There are a few glitches I came across – I couldn’t get Windows 365 to access my camera for Teams video calls – the operating system isn’t talking to my Mac for some reason. But audio works fine.
Virtualisation like this isn’t new. People all over the world are using Citrix to access apps in a similar way and Azure Virtual Desktop had previously been available as a product offering the Windows desktop for remote workers.
The difference here is that Windows 365 radically simplifies the licensing and provisioning required, making it easier for medium-sized and large organisations to set up large numbers of users on virtual Windows.
Does it stack up financially?
On the face of it however, Windows 365 is an expensive proposition. That 2vCPU/8GB/128GB configuration I am using costs $85 per month ($1020 annually). It is cheaper ($75 per month) if the primary user’s primary computer is running Windows 10 Pro.
Considering you still need to invest in a hardware device to access Windows 365, $75 a month for the equivalent of a mid-range PC is, well, likely to make an IT manager baulk at the concept.
A high capacity machine, 8vCPU, 32GB of memory and 512GB of storage, would cost $298.60 per month ($3583.20). I can’t see many signing up for that.
Microsoft’s pricing is the same for Windows 365 Business and Enterprise editions
An advantage of Windows 365 is that you can scale up and down the capacity you need depending on users’ computing requirements.

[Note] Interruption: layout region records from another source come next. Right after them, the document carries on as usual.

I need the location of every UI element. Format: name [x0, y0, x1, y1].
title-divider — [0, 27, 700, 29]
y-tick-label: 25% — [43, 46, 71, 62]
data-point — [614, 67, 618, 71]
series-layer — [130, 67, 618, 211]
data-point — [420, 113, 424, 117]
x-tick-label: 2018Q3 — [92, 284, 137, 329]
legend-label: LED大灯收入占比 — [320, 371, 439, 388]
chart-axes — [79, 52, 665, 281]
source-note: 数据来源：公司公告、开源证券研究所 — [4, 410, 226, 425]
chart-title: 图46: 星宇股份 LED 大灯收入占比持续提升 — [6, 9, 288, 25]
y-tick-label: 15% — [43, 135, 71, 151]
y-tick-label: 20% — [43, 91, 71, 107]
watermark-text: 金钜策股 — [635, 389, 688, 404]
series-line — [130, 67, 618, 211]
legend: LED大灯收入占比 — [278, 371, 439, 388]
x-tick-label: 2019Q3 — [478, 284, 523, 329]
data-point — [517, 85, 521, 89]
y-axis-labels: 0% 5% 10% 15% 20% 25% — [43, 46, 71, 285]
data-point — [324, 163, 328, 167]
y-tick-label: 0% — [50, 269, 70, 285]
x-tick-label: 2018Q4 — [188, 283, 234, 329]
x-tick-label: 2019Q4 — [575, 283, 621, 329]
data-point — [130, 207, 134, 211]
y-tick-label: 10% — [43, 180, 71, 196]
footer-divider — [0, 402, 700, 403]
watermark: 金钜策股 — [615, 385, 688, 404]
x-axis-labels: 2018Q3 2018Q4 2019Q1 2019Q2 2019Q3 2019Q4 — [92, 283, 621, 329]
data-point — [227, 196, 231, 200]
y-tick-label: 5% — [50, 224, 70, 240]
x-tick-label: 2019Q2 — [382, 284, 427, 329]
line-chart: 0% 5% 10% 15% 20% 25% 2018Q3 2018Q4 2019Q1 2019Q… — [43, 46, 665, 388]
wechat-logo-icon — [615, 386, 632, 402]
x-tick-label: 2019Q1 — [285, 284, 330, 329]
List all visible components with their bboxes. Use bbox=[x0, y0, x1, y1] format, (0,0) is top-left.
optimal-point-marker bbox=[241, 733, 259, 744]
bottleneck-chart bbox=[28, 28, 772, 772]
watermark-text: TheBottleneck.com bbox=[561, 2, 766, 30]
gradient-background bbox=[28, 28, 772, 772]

While Business (300 employees or less) and Enterprise versions of Windows 365 cost the same, it would really rely on volume-based licence discounts to sweeten this deal. Still, there’s significant interest in Windows 365, which has already reached capacity for trials of the service.
Bottom line
Technically, Windows 365 seems to have been well-executed, delivering an experience that closely mirrors the true Windows desktop while minimising the lag often associated with virtual services. The security is handled in the cloud, with the usual multi-factor authentication supported on the device.
It is early days for the service, but to have real appeal to New Zealand businesses, there will need to be some downward movement on price or volume-based discounts to sweeten the deal and see Windows 365 take off.